The hike from Corniglia to Vernazza started with enough stairs to give a serious stair machine addict a high. The stair trend continued for a majority of the hike creating a never-ending endurance test. The views were the most spectacular scenery we have seen in Italy. The entire hike being a photo-opt, giving us many excuses to stop and rest our lungs, I mean stop to take pictures. The hike was bordered with steep hillside flourishing with vegetation on the right and on the left open blue sea. With not even a railing to stop you from leaping into the sea. By the time we started our decent into Vernazzaa we were all sporting bikinis and bare bellies. vernazza greeted us with high colorful houses, bobbing fishing boats, and a small sandy beach. The clear blue water left us antsy in anticipation of umping in and cooling off. Before indulging in the sea we revived our energy with some pizza and gelato. After swimming, and by chance, we ran into my mom, Susie, and Lynnie. Originally we had planned to meet at the final village, Monterrosso. It was impossible not to spot the three sisters, Susie Frank was the only person among the tourist and locals wearing jeans. Regardless of the 85 degree sun, she was fully content in her Calvin Kleins.

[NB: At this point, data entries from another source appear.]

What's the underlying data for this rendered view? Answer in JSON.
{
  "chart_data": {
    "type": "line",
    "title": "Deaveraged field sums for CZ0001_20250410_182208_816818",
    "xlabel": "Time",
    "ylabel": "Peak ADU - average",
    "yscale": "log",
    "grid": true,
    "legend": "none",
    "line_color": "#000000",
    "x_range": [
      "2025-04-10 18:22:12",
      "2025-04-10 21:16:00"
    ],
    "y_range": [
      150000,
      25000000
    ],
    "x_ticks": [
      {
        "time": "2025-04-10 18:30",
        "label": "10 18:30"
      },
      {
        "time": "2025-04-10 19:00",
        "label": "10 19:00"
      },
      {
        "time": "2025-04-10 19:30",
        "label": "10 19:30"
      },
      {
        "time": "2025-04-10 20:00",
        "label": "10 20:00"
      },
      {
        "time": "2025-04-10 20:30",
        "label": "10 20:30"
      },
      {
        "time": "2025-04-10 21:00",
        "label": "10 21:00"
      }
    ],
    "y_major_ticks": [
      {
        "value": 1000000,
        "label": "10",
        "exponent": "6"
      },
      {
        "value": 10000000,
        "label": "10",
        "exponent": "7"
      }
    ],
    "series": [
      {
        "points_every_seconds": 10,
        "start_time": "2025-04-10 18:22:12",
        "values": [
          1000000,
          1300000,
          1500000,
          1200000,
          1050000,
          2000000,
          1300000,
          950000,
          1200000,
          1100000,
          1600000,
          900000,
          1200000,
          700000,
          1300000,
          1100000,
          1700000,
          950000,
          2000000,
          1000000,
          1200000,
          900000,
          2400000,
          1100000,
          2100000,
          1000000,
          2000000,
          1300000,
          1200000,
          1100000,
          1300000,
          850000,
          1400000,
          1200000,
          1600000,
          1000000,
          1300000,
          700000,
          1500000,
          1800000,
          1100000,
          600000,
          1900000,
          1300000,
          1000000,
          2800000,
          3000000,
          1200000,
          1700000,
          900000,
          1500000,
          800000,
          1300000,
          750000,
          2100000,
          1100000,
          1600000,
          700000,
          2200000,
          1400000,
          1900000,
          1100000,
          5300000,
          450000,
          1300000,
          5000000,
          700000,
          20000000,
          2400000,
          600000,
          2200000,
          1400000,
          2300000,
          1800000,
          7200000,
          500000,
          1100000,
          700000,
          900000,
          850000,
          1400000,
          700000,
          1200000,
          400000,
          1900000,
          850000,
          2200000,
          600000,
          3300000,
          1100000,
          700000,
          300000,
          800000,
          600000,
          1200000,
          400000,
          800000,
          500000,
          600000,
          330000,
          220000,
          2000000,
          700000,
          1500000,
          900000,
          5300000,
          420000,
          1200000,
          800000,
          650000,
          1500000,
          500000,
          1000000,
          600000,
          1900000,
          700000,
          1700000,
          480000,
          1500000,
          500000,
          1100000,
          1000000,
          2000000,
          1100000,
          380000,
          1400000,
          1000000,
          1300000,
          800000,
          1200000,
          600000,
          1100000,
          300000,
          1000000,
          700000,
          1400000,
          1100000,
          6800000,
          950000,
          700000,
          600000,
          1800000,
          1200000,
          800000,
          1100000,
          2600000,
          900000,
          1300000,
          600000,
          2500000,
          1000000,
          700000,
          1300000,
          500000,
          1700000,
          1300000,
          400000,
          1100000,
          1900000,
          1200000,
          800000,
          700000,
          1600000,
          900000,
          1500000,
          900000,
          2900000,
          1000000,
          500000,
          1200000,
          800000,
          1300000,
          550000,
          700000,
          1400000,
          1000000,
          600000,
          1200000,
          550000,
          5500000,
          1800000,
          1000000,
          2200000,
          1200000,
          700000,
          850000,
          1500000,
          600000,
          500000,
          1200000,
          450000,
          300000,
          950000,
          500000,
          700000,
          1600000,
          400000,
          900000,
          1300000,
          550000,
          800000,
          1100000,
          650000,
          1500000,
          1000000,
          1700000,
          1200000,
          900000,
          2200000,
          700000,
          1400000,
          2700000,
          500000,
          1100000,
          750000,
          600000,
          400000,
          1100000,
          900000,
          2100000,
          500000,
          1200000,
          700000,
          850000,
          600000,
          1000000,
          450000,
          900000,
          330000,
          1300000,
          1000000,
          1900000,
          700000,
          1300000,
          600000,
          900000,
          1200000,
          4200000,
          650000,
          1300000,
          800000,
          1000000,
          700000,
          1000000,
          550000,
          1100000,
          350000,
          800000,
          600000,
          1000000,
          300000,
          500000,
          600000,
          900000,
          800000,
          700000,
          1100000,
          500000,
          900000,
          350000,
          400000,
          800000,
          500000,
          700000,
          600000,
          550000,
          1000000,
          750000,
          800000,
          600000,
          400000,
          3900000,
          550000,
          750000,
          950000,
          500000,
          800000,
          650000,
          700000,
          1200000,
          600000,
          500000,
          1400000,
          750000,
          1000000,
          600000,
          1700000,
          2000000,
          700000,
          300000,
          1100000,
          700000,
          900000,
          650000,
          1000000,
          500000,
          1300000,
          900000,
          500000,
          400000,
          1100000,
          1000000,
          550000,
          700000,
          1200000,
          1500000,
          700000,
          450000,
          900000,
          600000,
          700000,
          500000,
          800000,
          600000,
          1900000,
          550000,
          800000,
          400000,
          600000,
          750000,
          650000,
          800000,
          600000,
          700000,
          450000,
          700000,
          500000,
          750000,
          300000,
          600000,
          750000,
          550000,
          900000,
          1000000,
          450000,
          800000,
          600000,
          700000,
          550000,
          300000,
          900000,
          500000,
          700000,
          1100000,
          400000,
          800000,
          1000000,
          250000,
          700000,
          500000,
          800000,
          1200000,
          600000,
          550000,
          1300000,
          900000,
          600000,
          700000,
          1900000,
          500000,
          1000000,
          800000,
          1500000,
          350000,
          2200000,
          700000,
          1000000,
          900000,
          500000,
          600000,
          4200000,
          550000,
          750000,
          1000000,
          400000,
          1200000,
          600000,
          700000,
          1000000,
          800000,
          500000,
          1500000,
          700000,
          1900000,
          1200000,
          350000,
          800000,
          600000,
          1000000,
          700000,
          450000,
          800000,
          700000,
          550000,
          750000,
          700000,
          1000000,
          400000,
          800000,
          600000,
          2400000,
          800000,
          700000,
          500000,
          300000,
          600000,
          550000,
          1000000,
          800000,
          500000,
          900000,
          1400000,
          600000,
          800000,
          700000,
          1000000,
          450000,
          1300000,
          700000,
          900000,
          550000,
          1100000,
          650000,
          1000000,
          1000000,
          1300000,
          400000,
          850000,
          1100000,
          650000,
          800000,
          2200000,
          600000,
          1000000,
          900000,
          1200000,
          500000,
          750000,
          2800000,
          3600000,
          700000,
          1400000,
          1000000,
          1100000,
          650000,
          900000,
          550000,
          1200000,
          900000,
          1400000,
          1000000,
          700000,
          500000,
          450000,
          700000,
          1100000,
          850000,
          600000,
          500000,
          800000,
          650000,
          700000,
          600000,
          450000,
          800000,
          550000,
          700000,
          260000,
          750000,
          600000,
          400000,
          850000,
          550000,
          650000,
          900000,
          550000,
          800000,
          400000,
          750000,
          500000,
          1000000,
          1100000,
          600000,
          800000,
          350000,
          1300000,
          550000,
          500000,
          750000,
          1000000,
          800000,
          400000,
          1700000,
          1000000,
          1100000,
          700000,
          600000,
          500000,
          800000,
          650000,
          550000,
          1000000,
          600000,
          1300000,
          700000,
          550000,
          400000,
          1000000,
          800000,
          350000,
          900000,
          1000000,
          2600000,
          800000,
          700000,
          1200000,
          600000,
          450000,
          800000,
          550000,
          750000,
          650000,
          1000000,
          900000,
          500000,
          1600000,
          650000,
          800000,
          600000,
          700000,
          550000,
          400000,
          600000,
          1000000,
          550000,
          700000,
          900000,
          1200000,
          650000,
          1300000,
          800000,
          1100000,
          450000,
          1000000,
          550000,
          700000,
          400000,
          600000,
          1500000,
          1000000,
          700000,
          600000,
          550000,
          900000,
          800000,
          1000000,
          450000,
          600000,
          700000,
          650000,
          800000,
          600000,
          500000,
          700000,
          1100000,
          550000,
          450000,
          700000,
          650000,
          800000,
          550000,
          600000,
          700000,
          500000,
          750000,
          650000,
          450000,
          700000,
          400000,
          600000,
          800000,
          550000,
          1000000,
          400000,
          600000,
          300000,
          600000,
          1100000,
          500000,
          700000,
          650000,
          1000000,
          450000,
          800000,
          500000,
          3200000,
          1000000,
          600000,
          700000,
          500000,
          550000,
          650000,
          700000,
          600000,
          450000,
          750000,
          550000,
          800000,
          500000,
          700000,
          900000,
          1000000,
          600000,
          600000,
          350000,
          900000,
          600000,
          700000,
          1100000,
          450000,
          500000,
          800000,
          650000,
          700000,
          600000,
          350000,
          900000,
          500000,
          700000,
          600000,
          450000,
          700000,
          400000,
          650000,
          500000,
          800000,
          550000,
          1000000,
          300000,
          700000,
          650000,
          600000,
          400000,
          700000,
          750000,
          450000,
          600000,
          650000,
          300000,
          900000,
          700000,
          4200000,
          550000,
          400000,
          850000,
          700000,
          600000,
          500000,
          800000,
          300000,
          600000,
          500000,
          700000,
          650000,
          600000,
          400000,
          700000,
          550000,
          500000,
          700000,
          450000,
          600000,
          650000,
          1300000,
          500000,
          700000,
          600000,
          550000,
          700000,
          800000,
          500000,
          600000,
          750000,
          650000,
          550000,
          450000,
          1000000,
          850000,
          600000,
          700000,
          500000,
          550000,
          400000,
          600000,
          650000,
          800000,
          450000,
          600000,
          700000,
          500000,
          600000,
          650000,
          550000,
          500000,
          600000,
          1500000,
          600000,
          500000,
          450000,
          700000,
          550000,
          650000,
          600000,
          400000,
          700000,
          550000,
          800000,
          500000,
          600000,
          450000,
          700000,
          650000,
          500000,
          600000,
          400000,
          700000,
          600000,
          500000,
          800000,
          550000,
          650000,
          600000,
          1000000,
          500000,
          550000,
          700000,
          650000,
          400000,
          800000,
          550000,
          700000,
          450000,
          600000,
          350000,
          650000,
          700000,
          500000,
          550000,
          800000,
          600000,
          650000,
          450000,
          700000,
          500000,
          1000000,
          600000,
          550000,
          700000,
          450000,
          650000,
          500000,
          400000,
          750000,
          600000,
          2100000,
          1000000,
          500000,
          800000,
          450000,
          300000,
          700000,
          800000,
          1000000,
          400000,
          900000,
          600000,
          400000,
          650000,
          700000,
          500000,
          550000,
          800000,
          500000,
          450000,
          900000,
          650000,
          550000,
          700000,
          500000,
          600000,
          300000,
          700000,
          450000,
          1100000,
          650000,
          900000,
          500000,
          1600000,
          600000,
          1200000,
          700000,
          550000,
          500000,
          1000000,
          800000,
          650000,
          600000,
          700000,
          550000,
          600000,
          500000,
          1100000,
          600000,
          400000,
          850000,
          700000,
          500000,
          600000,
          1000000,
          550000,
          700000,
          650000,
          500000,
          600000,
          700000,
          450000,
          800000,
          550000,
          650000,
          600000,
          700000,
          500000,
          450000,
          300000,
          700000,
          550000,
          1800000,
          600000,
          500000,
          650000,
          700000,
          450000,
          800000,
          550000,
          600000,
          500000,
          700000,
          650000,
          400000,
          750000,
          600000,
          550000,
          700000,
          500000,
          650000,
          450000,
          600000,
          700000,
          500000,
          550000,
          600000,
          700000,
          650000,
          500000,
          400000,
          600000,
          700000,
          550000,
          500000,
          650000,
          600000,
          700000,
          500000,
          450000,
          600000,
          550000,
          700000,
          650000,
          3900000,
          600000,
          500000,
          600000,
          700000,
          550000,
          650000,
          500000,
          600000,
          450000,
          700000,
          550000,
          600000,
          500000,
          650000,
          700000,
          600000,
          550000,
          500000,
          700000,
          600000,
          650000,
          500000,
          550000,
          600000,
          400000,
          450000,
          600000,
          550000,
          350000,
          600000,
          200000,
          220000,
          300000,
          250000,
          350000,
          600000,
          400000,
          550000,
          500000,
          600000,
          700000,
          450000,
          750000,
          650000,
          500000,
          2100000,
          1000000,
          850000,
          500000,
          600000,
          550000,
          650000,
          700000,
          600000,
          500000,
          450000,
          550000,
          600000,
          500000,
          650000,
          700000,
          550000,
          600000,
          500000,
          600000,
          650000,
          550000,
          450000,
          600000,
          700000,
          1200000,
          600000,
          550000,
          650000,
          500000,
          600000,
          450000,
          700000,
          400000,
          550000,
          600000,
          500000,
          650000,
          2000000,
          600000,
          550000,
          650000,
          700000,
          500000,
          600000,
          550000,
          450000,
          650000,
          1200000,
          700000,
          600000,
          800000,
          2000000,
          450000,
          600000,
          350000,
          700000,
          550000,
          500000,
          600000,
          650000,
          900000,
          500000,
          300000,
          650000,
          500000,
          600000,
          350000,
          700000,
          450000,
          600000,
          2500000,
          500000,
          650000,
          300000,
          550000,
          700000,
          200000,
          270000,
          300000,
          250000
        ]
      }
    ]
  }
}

And then there were three. Taber and Lauryn joined my mom, Susie, and Lynnie on the water taxi to Monterosso. I tried to sweet talk Taber into accompanying us. Unfortunately, puppy dog eyes on a sweaty, tired hiker was not convincing enough. At that point, the only thing worthy of persuading him to join us would have been the burrito truck waiting for us at the Summit. Jake, Chelsea and I were dedicated to completing all four hikes, so on we proceeded without Taber. As the path began to wind its way uphill, we noticed the number of hikers had dropped, only the diehards remained. The trail from Vernazza to Monterosso is by far the steepest. We had read it was the most difficult hike...what we did not read was that if you are not capable of walking on a path no bigger than 24 inches wide with a 1000 foot drop you should take the water taxi. One slip of the foot and you would fall to your death. The only perk would be as you were falling to your death you would get a fantastic view of the Mediterranean, not a bad last vision. We were surprised at the narrowness of the trail and the lack of guard rails. If the rough economy has left you short on cash, go to Cinque, fall off the cliff, and sue for lack of safety pro cations the trail provides. The view of Vernazza looked similar to a page out of a coloring book colored with a box of crayola pastels. The colors of light pink, blue, green, and yellow against the dark rock cliffs were visually stunning. The path continued up and through olive orchards, vineyards, lemon orchards, and basil gardens. At the beginning of our decent into Monterossa we were surprised by the sound of fiesta music playing from one of the vineyards. As we got closer we saw it was an entrepreneur selling lemoncello, beer, wine, and water from a small hut tucked into the grape vines. Knowing we were minutes away from Monterossa, we bypassed his station. We emerged from the final hike to a paved path leading to the village. Looking down into the teal sea I saw a familiar face treading water. It was Taber. Eager to feel refreshed by the water, I quickly dropped my bag off with my mom and joined him.
Before walking back to the train station, we enjoyed fresh fish at a restaurant over looking the water. It was a perfect ending to a day filled with heart-stopping views and tired legs.
While on the train, we read an interview with a local of Cinque Terre. Every day while his wife picks fresh vegtables from the garden he takes his small boat out and catches fresh fish for dinner. When Taber and I retire here I would like to have them as our neighbors.